MANILA, Philippines — Senate President Pro Tempore Ralph Recto on Wednesday urged the Commission on Audit (COA) to deploy more state auditors at the beleaguered Philippine Health Insurance Corp. (PhilHealth) to mitigate corruption in the agency.
He issued the call after learning that only 16 COA auditors are deployed at PhilHealth, which he said is not enough to sniff out corruption.
According to COA chairman Michael Aguinaldo, the agency only has 16 auditors and an administration staff assigned full time at PhilHealth.
“Kahit one auditor per region, kulang pa rin [Even one auditor per region is not enough]. Auditors are like smoke detectors. PhilHealth is like a big building with hundreds of rooms, but only 16 are equipped with it,” Recto said in a statement.
“If an agency spends more than P140 billion a year in batches of 35,000 claims a day from 8,500 hospitals and clinics, then you must have auditors more than what you can fit in a van,” he added.
Having more auditors who can do post-audit, fraud audit and performance audit “is one of the many anti-corruption vaccines that the PhilHealth would need,” Recto added.
However, the senator admitted that a “bureaucracy-wide” lack of auditors and recruitment could be a factor.
He noted that COA has 5,782 job vacancies on its plantilla, including at least 516 CPAs.
“The problem could be in recruitment.
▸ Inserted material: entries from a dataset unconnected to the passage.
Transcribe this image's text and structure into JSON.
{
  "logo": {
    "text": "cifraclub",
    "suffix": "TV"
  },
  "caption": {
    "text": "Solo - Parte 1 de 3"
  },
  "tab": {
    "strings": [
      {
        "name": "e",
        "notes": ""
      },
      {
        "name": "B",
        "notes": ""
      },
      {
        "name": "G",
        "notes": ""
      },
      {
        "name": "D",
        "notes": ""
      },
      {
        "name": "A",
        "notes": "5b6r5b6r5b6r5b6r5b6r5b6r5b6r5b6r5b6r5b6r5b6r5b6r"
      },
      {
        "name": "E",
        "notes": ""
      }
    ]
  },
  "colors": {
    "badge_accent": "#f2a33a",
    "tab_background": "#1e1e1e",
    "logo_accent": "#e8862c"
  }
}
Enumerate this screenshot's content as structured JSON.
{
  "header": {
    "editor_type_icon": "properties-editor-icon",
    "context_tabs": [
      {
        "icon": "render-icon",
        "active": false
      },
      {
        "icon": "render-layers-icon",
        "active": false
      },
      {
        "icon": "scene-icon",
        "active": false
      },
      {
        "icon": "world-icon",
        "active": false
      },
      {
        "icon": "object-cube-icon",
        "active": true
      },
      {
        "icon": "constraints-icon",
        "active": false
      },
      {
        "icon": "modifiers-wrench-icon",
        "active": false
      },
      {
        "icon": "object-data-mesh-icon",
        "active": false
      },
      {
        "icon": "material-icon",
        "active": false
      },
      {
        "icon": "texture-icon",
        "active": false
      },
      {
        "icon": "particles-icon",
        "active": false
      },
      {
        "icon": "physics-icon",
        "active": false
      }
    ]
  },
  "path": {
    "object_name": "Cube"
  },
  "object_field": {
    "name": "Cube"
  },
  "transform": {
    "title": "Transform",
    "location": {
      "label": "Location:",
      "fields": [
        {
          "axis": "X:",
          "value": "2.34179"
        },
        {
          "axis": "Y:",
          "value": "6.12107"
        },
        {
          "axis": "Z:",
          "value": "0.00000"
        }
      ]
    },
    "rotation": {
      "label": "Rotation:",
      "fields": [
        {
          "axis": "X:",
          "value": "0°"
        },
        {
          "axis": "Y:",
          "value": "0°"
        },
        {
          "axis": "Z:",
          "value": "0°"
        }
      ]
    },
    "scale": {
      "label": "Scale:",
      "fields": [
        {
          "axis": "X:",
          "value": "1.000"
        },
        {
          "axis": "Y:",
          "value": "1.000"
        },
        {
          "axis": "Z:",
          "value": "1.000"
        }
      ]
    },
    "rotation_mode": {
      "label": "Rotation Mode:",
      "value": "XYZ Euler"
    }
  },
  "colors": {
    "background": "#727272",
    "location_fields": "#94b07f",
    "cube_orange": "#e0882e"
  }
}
Siguro, dapat na silang magkaroon ng [Maybe, they should have a] job fair, in the aggressive way that BPOs hire talents,” he said.
Recto also proposes the appointment of a resident Ombudsman and no presidential waivers of the GOCC (government-owned and controlled corporation) Governance Commission’s “fit-and-proper” rule for PhilHealth board members and senior executives.
He also called for the observance of the law requiring the PhilHealth President and CEO to possess seven years experience in public health, an IT system that will make all PhilHealth transactions transparent, and the creation of a stronger and more independent “internal affairs” unit.